If you want to perform a defrag, you need to read all metadata. There  
is no way around it. Every good defrag will ahve this same problem.

If you have such huge arrays, you should accept slower defrag initialization.

> I would encourage you to take a closer look at some of the  
> performance issues quota groups face when doing a rescan, as they  
> have to deal with this kind of reflink tracking too, and they take  
> quite a while on any reasonably sized volume.

NO. Irrelevant.

Who know's what is the implementation and constraints. Qgroups have to  
works with much stricter memory constraints than defrag (because  
qgroups processing is enabled ALL the time, and defrag is only  
operating sometimes).

>> The startup needs exactly 1 (one) pass through the entire metadata.  
>> It needs this to find all the backlinks and to populate the  
>> "regios-extents" array.  The time to do 1 pass through metadata  
>> depends on the metadata size on disk, as entire metadata has to be  
>> read out (one piece at a time, you won't keep it all in RAM). In  
>> most cases, the time-to read the metadata will be less than 1  
>> minute, on an SSD less than 20 seconds.
>>
>> There is no way around it: to defrag, you eventually need to read  
>> all the b-trees, so nothing is lost there.
>>
>> All computations in this defrag are simple. Finding all refliks in  
>> metadata is simple. It is a single pass metadata read-out.
>>
>>>> Of course, those two arrays exist only during defrag operation.  
>>>> When defrag completes, those arrays are deallocated.
>>>>
>>>>>>> It also allows a very real possibility of a user functionally  
>>>>>>> delaying the defrag operation indefinitely (by triggering a  
>>>>>>> continuous stream of operations that would cause reflink  
>>>>>>> changes for a file being operated on by defrag) if not  
>>>>>>> implemented very carefully.
>>>>>>
>>>>>> Yes, if a user does something like that, the defrag can be  
>>>>>> paused or even aborted. That is normal.
>>>>> Not really.  Most defrag implementations either avoid files that  
>>>>> could reasonably be written to, or freeze writes to the file  
>>>>> they're operating on, or in some other way just sidestep the  
>>>>> issue without delaying the defragmentation process.
>>>>>>
>>>>>> There are many ways around this problem, but it really doesn't  
>>>>>> matter, those are just details. The initial version of defrag  
>>>>>> can just abort. The more mature versions of defrag can have a  
>>>>>> better handling of this problem.
>>>>
>>>>> Details like this are the deciding factor for whether something  
>>>>> is sanely usable in certain use cases, as you have yourself  
>>>>> found out (for a lot of users, the fact that defrag can unshare  
>>>>> extents is 'just a detail' that's not worth worrying about).
>>>>
>>>> I wouldn't agree there.
>>>>
>>>> Not every issue is equal. Some issues are more important, some  
>>>> are trivial, some are tolerable etc...
>>>>
>>>> The defrag is usually allowed to abort. It can easily be  
>>>> restarted later. Workaround: You can make a defrag-supervisor  
>>>> program, which starts a defrag, and if defrag aborts then it is  
>>>> restarted after some (configurable) amount of time.
>>
>>> The fact that the defrag can be functionally deferred indefinitely  
>>> by a user means that a user can, with a bit of effort, force  
>>> degraded performance for everyone using the system.  Aborting the  
>>> defrag doesn't solve that, and it's a significant issue for  
>>> anybody doing shared hosting.
>>
>> This is a quality-of-implementation issue. Not worthy of  
>> consideration at this time. It can be solved.Then solve it and be  
>> done with it, don't just punt it down the road.
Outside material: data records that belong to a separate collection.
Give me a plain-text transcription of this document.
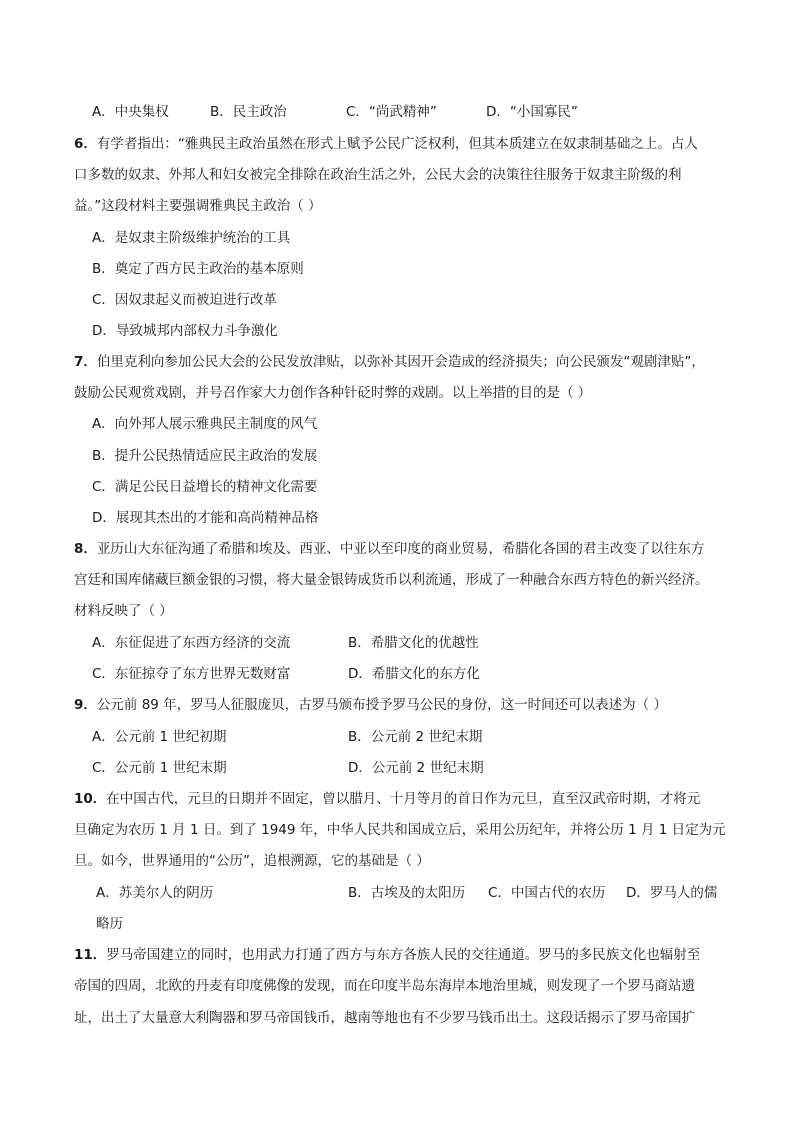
A．中央集权	B．民主政治	C．“尚武精神”	D．“小国寡民”
6．有学者指出：“雅典民主政治虽然在形式上赋予公民广泛权利，但其本质建立在奴隶制基础之上。占人
口多数的奴隶、外邦人和妇女被完全排除在政治生活之外，公民大会的决策往往服务于奴隶主阶级的利
益。”这段材料主要强调雅典民主政治（ ）
A．是奴隶主阶级维护统治的工具
B．奠定了西方民主政治的基本原则
C．因奴隶起义而被迫进行改革
D．导致城邦内部权力斗争激化
7．伯里克利向参加公民大会的公民发放津贴，以弥补其因开会造成的经济损失；向公民颁发“观剧津贴”，
鼓励公民观赏戏剧，并号召作家大力创作各种针砭时弊的戏剧。以上举措的目的是（ ）
A．向外邦人展示雅典民主制度的风气
B．提升公民热情适应民主政治的发展
C．满足公民日益增长的精神文化需要
D．展现其杰出的才能和高尚精神品格
8．亚历山大东征沟通了希腊和埃及、西亚、中亚以至印度的商业贸易，希腊化各国的君主改变了以往东方
宫廷和国库储藏巨额金银的习惯，将大量金银铸成货币以利流通，形成了一种融合东西方特色的新兴经济。
材料反映了（ ）
A．东征促进了东西方经济的交流	B．希腊文化的优越性
C．东征掠夺了东方世界无数财富	D．希腊文化的东方化
9．公元前 89 年，罗马人征服庞贝，古罗马颁布授予罗马公民的身份，这一时间还可以表述为（ ）
A．公元前 1 世纪初期	B．公元前 2 世纪末期
C．公元前 1 世纪末期	D．公元前 2 世纪末期
10．在中国古代，元旦的日期并不固定，曾以腊月、十月等月的首日作为元旦，直至汉武帝时期，才将元
旦确定为农历 1 月 1 日。到了 1949 年，中华人民共和国成立后，采用公历纪年，并将公历 1 月 1 日定为元
旦。如今，世界通用的“公历”，追根溯源，它的基础是（ ）
A．苏美尔人的阴历	B．古埃及的太阳历 C．中国古代的农历 D．罗马人的儒
略历
11．罗马帝国建立的同时，也用武力打通了西方与东方各族人民的交往通道。罗马的多民族文化也辐射至
帝国的四周，北欧的丹麦有印度佛像的发现，而在印度半岛东海岸本地治里城，则发现了一个罗马商站遗
址，出土了大量意大利陶器和罗马帝国钱币，越南等地也有不少罗马钱币出土。这段话揭示了罗马帝国扩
> You're the one trying to convince the developers to spend _their_  
> time implementing _your_ idea, so you need to provide enough detail  
> to solve issues that are brought up about your idea.
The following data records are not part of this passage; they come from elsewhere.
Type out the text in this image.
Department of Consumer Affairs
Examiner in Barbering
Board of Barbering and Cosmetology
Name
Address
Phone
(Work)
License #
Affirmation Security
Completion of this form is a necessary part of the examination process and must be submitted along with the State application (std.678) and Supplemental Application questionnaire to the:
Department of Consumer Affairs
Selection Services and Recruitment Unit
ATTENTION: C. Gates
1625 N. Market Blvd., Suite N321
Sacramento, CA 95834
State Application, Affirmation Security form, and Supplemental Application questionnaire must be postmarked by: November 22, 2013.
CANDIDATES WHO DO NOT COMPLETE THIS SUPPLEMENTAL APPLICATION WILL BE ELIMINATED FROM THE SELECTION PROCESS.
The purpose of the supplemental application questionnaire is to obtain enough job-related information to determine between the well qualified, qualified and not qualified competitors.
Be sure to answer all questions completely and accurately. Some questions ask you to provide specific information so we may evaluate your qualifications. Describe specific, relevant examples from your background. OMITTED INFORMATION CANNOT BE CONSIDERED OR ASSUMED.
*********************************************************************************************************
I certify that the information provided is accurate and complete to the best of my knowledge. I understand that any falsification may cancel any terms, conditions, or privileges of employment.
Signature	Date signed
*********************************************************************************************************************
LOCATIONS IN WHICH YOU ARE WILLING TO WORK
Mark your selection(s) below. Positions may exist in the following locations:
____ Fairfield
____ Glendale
Yes, but I don't have to answer to ridiculous issues. It doesn't  
matter if you or anyone here is working pro bono, you still should try  
to post only relevant remarks.

Yes, I'm trying to convince developers here, and you are free to  
discard my idea if you like. I'm doing my best to help in the best way  
I can. I think everyone here can see that I am versed in programming,  
and very proficient in solving the high-level issues.
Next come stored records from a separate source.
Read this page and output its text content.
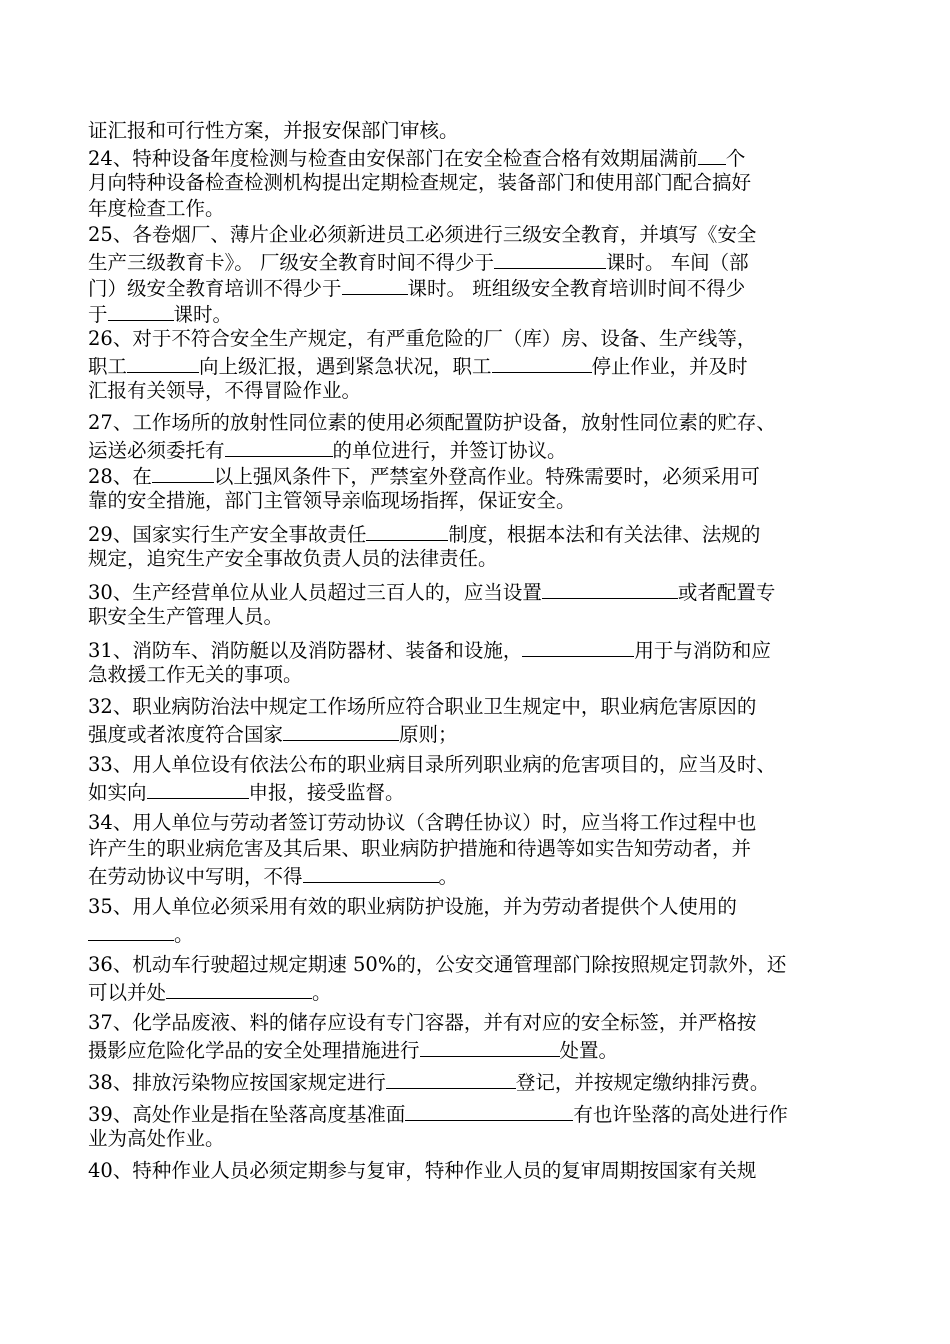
证汇报和可行性方案，并报安保部门审核。
24、特种设备年度检测与检查由安保部门在安全检查合格有效期届满前个
月向特种设备检查检测机构提出定期检查规定，装备部门和使用部门配合搞好
年度检查工作。
25、各卷烟厂、薄片企业必须新进员工必须进行三级安全教育，并填写《安全
生产三级教育卡》。 厂级安全教育时间不得少于	课时。 车间（部
门）级安全教育培训不得少于	课时。 班组级安全教育培训时间不得少
于	课时。
26、对于不符合安全生产规定，有严重危险的厂（库）房、设备、生产线等，
职工	向上级汇报，遇到紧急状况，职工	停止作业，并及时
汇报有关领导，不得冒险作业。
27、工作场所的放射性同位素的使用必须配置防护设备，放射性同位素的贮存、
运送必须委托有	的单位进行，并签订协议。
28、在	以上强风条件下，严禁室外登高作业。特殊需要时，必须采用可
靠的安全措施，部门主管领导亲临现场指挥，保证安全。
29、国家实行生产安全事故责任	制度，根据本法和有关法律、法规的
规定，追究生产安全事故负责人员的法律责任。
30、生产经营单位从业人员超过三百人的，应当设置	或者配置专
职安全生产管理人员。
31、消防车、消防艇以及消防器材、装备和设施，	用于与消防和应
急救援工作无关的事项。
32、职业病防治法中规定工作场所应符合职业卫生规定中，职业病危害原因的
强度或者浓度符合国家	原则；
33、用人单位设有依法公布的职业病目录所列职业病的危害项目的，应当及时、
如实向	申报，接受监督。
34、用人单位与劳动者签订劳动协议（含聘任协议）时，应当将工作过程中也
许产生的职业病危害及其后果、职业病防护措施和待遇等如实告知劳动者，并
在劳动协议中写明，不得	。
35、用人单位必须采用有效的职业病防护设施，并为劳动者提供个人使用的
。
36、机动车行驶超过规定期速 50%的，公安交通管理部门除按照规定罚款外，还
可以并处	。
37、化学品废液、料的储存应设有专门容器，并有对应的安全标签，并严格按
摄影应危险化学品的安全处理措施进行	处置。
38、排放污染物应按国家规定进行	登记，并按规定缴纳排污费。
39、高处作业是指在坠落高度基准面	有也许坠落的高处进行作
业为高处作业。
40、特种作业人员必须定期参与复审，特种作业人员的复审周期按国家有关规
So, if you trully care about this project, you should at least  
consider the things that I'm saying here. But consider them seriously,  
don't throw it all out because of "100 TB home NAS with 1GB RAM" case  
which somehow suddenly becomes all-important, at the same time  
forgetting the millions of other users who are in a real need of a  
godd defrag for btrfs.

>> You can go and pick this kind of stuff all the time, with any  
>> system. I mean, because of the FACT that we have never proven that  
>> all security holes are eliminated, the computers shouldn't be  
>> powered on at all. Therefore, all computers should be shut down  
>> immediately and then there is absolutely no need to continue  
>> working on the btrfs. It is also impossible to produce the btrfs  
>> defrag, because all computers have to be shut down immediately.
>>
>> Can we have a bit more fair discussion? Please?

> I would ask the same, I provided a concrete example of a  
> demonstrable security issue with your proposed implementation that's  
> trivial to verify without even going beyond the described behavior  
> of the implementation. You then dismissed at as a non-issue and  
> tried to explain why my legitimate security concern wasn't even  
> worth trying to think about using apagogical argument that's only  
> tangentially related to my statement.

I didn't dissmiss it as non-issue.  I said:
"This is a quality-of-implementation issue. Not worthy of  
consideration at this time. It can be solved."

I said NOT WORTHY OF CONSIDERATION at this time, not a NON-ISSUE.

It is not worthy of consideration because there are obvious, multiple  
ways to solve it, but there are many separate cases, and I don't want  
to continue this discussion by listing 10 cases and a solution for  
each one separately. Then to each one of my solutions you are going to  
give some reservations and so on, but IT ALL DOESN'T MATTER because it  
is immediately obvious that it can be eventually solved.

I can provide you with a concrete example of "spectre" security  
issues. Or the example of bad process isolation on Linux desktops.  
Should that make users stop using Linux desktops? NO, because the  
issue is eventually solvable and temporarily torelable with a few  
simple workarounds.

And, the same is valid for the issue that you hightlighted.

Yeah, I have a "LEGITIMATE" security concerns that I'm being followed  
by KGB and CIA, since "DEMONSTRABLY" most computers and electronic are  
insecure. Therefore, I should kill myself.